Rejiging cabinet not on the table

Asked if President Bola Tinubu would rejig his cabinet as the government marks one year in office on May 29, he said such was not on the card currently.

He said: "I don't have any information about that. The President, instead of approving a lavish anniversary, asked the ministers to go out and give their scorecards.

"Some of them have done so. We started on Thursday and Friday and we are taking more ministers on Monday. It will run until we exhaust all the major ministers who have stories to tell, who have scorecards to present.

"I am not aware whether the President is entertaining removing some ministers. Don't forget, those ministers are not one year old, they came in I think late August and they have barely spent nine months or so in government. "The President would want to give them some time to show whether they are performing or not."

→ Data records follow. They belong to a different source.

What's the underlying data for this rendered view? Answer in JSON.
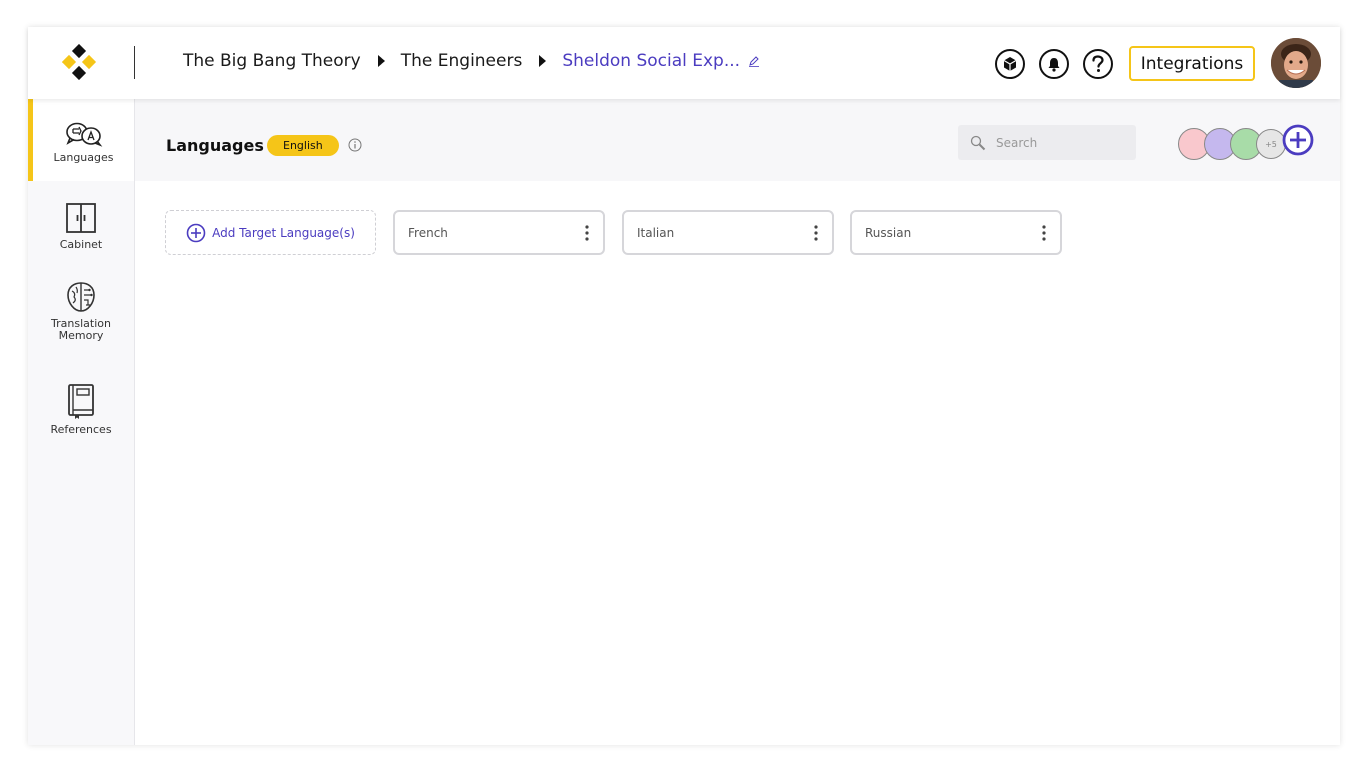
{
  "breadcrumb": {
    "items": [
      "The Big Bang Theory",
      "The Engineers"
    ],
    "current": "Sheldon Social Exp..."
  },
  "topbar": {
    "integrations_label": "Integrations"
  },
  "sidebar": {
    "items": [
      {
        "label": "Languages",
        "icon": "translate-icon"
      },
      {
        "label": "Cabinet",
        "icon": "cabinet-icon"
      },
      {
        "label": "Translation Memory",
        "icon": "brain-icon"
      },
      {
        "label": "References",
        "icon": "book-icon"
      }
    ]
  },
  "subheader": {
    "title": "Languages",
    "source_language": "English",
    "search_placeholder": "Search",
    "extra_members": "+5"
  },
  "languages": {
    "add_label": "Add Target Language(s)",
    "targets": [
      "French",
      "Italian",
      "Russian"
    ]
  },
  "colors": {
    "accent_yellow": "#f5c518",
    "accent_purple": "#4b3cc0",
    "member_colors": [
      "#f9c8cd",
      "#c5b8ee",
      "#a8dca8",
      "#e6e6e6"
    ]
  }
}
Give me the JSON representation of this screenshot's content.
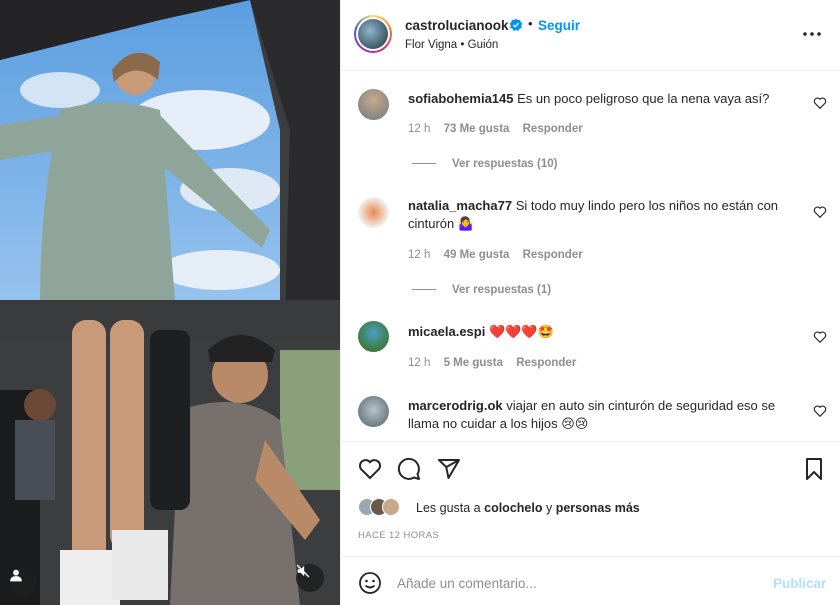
{
  "post": {
    "username": "castrolucianook",
    "follow_label": "Seguir",
    "subtitle": "Flor Vigna • Guión",
    "dot": "•"
  },
  "comments": [
    {
      "user": "sofiabohemia145",
      "text": "Es un poco peligroso que la nena vaya así?",
      "time": "12 h",
      "likes": "73 Me gusta",
      "reply": "Responder",
      "view_replies": "Ver respuestas (10)"
    },
    {
      "user": "natalia_macha77",
      "text": "Si todo muy lindo pero los niños no están con cinturón 🤷‍♀️",
      "time": "12 h",
      "likes": "49 Me gusta",
      "reply": "Responder",
      "view_replies": "Ver respuestas (1)"
    },
    {
      "user": "micaela.espi",
      "text": "❤️❤️❤️🤩",
      "time": "12 h",
      "likes": "5 Me gusta",
      "reply": "Responder"
    },
    {
      "user": "marcerodrig.ok",
      "text": "viajar en auto sin cinturón de seguridad eso se llama no cuidar a los hijos 😢😢"
    }
  ],
  "likes": {
    "prefix": "Les gusta a",
    "user": "colochelo",
    "connector": "y",
    "others": "personas más"
  },
  "timestamp": "HACE 12 HORAS",
  "add_comment": {
    "placeholder": "Añade un comentario...",
    "post_label": "Publicar"
  },
  "colors": {
    "accent": "#0095f6",
    "post_disabled": "#b2dffc",
    "muted": "#8e8e8e"
  },
  "icons": [
    "verified-icon",
    "more-icon",
    "heart-icon",
    "comment-icon",
    "share-icon",
    "bookmark-icon",
    "emoji-icon",
    "user-tag-icon",
    "mute-icon"
  ]
}
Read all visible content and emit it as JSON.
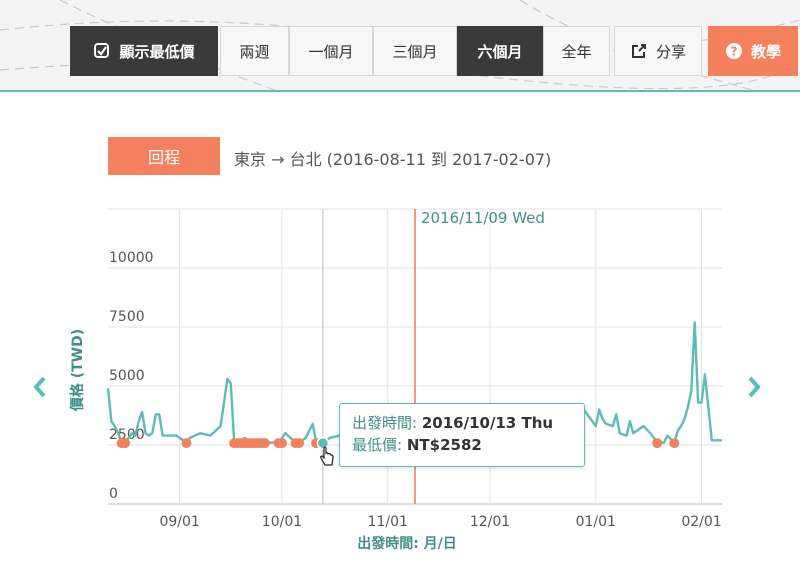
{
  "toolbar": {
    "show_lowest_label": "顯示最低價",
    "ranges": [
      "兩週",
      "一個月",
      "三個月",
      "六個月",
      "全年"
    ],
    "active_range": "六個月",
    "share_label": "分享",
    "tutorial_label": "教學"
  },
  "direction": {
    "label": "回程"
  },
  "route": {
    "text": "東京 → 台北 (2016-08-11 到 2017-02-07)"
  },
  "tooltip": {
    "date_label": "出發時間:",
    "date_value": "2016/10/13 Thu",
    "price_label": "最低價:",
    "price_value": "NT$2582"
  },
  "nav": {
    "prev_icon": "chevron-left-icon",
    "next_icon": "chevron-right-icon"
  },
  "colors": {
    "accent": "#f4805e",
    "teal": "#5cbdb6",
    "dark": "#3a3a3a"
  },
  "chart_data": {
    "type": "line",
    "ylabel": "價格 (TWD)",
    "xlabel": "出發時間: 月/日",
    "marker_label": "2016/11/09 Wed",
    "marker_date": "2016-11-09",
    "hover_date": "2016-10-13",
    "ylim": [
      0,
      12500
    ],
    "yticks": [
      0,
      2500,
      5000,
      7500,
      10000
    ],
    "xlim": [
      "2016-08-11",
      "2017-02-07"
    ],
    "xticks": [
      {
        "date": "2016-09-01",
        "label": "09/01"
      },
      {
        "date": "2016-10-01",
        "label": "10/01"
      },
      {
        "date": "2016-11-01",
        "label": "11/01"
      },
      {
        "date": "2016-12-01",
        "label": "12/01"
      },
      {
        "date": "2017-01-01",
        "label": "01/01"
      },
      {
        "date": "2017-02-01",
        "label": "02/01"
      }
    ],
    "series": [
      {
        "values": [
          [
            "2016-08-11",
            4900
          ],
          [
            "2016-08-12",
            3500
          ],
          [
            "2016-08-13",
            3300
          ],
          [
            "2016-08-14",
            3000
          ],
          [
            "2016-08-15",
            2600
          ],
          [
            "2016-08-16",
            2600
          ],
          [
            "2016-08-17",
            2800
          ],
          [
            "2016-08-18",
            3000
          ],
          [
            "2016-08-19",
            2900
          ],
          [
            "2016-08-20",
            3500
          ],
          [
            "2016-08-21",
            3900
          ],
          [
            "2016-08-22",
            3000
          ],
          [
            "2016-08-23",
            2900
          ],
          [
            "2016-08-24",
            3000
          ],
          [
            "2016-08-25",
            3800
          ],
          [
            "2016-08-26",
            3800
          ],
          [
            "2016-08-27",
            2900
          ],
          [
            "2016-08-31",
            2900
          ],
          [
            "2016-09-01",
            2800
          ],
          [
            "2016-09-03",
            2600
          ],
          [
            "2016-09-04",
            2800
          ],
          [
            "2016-09-07",
            3000
          ],
          [
            "2016-09-10",
            2900
          ],
          [
            "2016-09-13",
            3300
          ],
          [
            "2016-09-15",
            5300
          ],
          [
            "2016-09-16",
            5100
          ],
          [
            "2016-09-17",
            2600
          ],
          [
            "2016-09-18",
            2600
          ],
          [
            "2016-09-20",
            2800
          ],
          [
            "2016-09-22",
            2600
          ],
          [
            "2016-09-24",
            2600
          ],
          [
            "2016-09-26",
            2600
          ],
          [
            "2016-09-30",
            2600
          ],
          [
            "2016-10-02",
            3000
          ],
          [
            "2016-10-05",
            2600
          ],
          [
            "2016-10-06",
            2600
          ],
          [
            "2016-10-08",
            2800
          ],
          [
            "2016-10-10",
            3400
          ],
          [
            "2016-10-11",
            2600
          ],
          [
            "2016-10-13",
            2582
          ],
          [
            "2016-10-15",
            2800
          ],
          [
            "2016-10-18",
            2900
          ],
          [
            "2016-10-22",
            2900
          ]
        ]
      },
      {
        "values": [
          [
            "2016-12-28",
            4100
          ],
          [
            "2016-12-29",
            3900
          ],
          [
            "2016-12-30",
            3700
          ],
          [
            "2017-01-01",
            3300
          ],
          [
            "2017-01-02",
            4000
          ],
          [
            "2017-01-03",
            3600
          ],
          [
            "2017-01-04",
            3400
          ],
          [
            "2017-01-06",
            3300
          ],
          [
            "2017-01-07",
            3800
          ],
          [
            "2017-01-08",
            3000
          ],
          [
            "2017-01-10",
            2900
          ],
          [
            "2017-01-11",
            3500
          ],
          [
            "2017-01-12",
            3000
          ],
          [
            "2017-01-15",
            3300
          ],
          [
            "2017-01-17",
            3000
          ],
          [
            "2017-01-19",
            2600
          ],
          [
            "2017-01-21",
            2600
          ],
          [
            "2017-01-22",
            2900
          ],
          [
            "2017-01-24",
            2600
          ],
          [
            "2017-01-25",
            3100
          ],
          [
            "2017-01-26",
            3300
          ],
          [
            "2017-01-27",
            3600
          ],
          [
            "2017-01-28",
            4100
          ],
          [
            "2017-01-29",
            4800
          ],
          [
            "2017-01-30",
            7700
          ],
          [
            "2017-01-31",
            4300
          ],
          [
            "2017-02-01",
            4300
          ],
          [
            "2017-02-02",
            5500
          ],
          [
            "2017-02-04",
            2700
          ],
          [
            "2017-02-07",
            2700
          ]
        ]
      }
    ],
    "lowest_points": [
      "2016-08-15",
      "2016-08-16",
      "2016-09-03",
      "2016-09-17",
      "2016-09-18",
      "2016-09-19",
      "2016-09-20",
      "2016-09-21",
      "2016-09-22",
      "2016-09-23",
      "2016-09-24",
      "2016-09-25",
      "2016-09-26",
      "2016-09-30",
      "2016-10-01",
      "2016-10-05",
      "2016-10-06",
      "2016-10-11",
      "2016-10-13",
      "2017-01-19",
      "2017-01-24"
    ],
    "lowest_value": 2582,
    "grid": true,
    "legend": "none"
  }
}
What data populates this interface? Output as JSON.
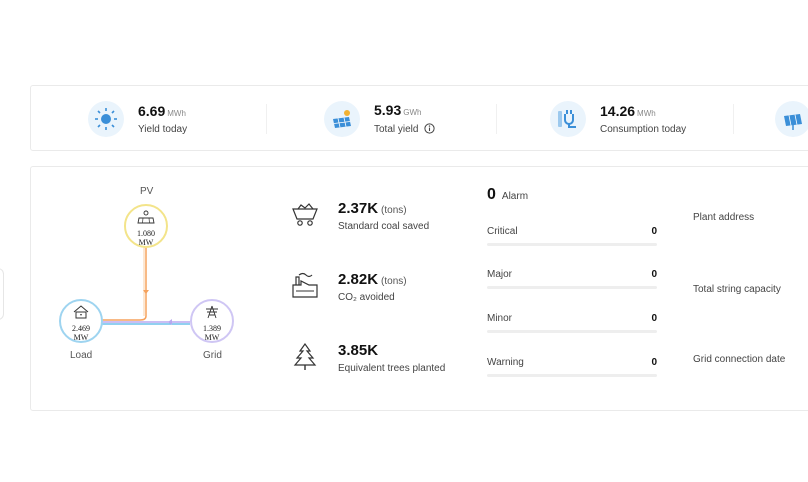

Further asked about his assessment and whether the ministers had lived up to their responsibilities, Onanuga said a good number of the cabinet members had so far discharged their responsibilities creditably.

"Many of them have done wonderfully well. All of them cannot be on the same level. It depends on what you are doing in your ministry, the kind of subjects you are superintending and so on. But I can say many of them have done well, many of them have been eager to implement the President's 8-Point Agenda as it relates to the work they are doing in their ministries. I can say many of them have done well," he added.

Asked how much he would suggest as a fair minimum wage to workers, he insisted that should be based on the available resources to the government.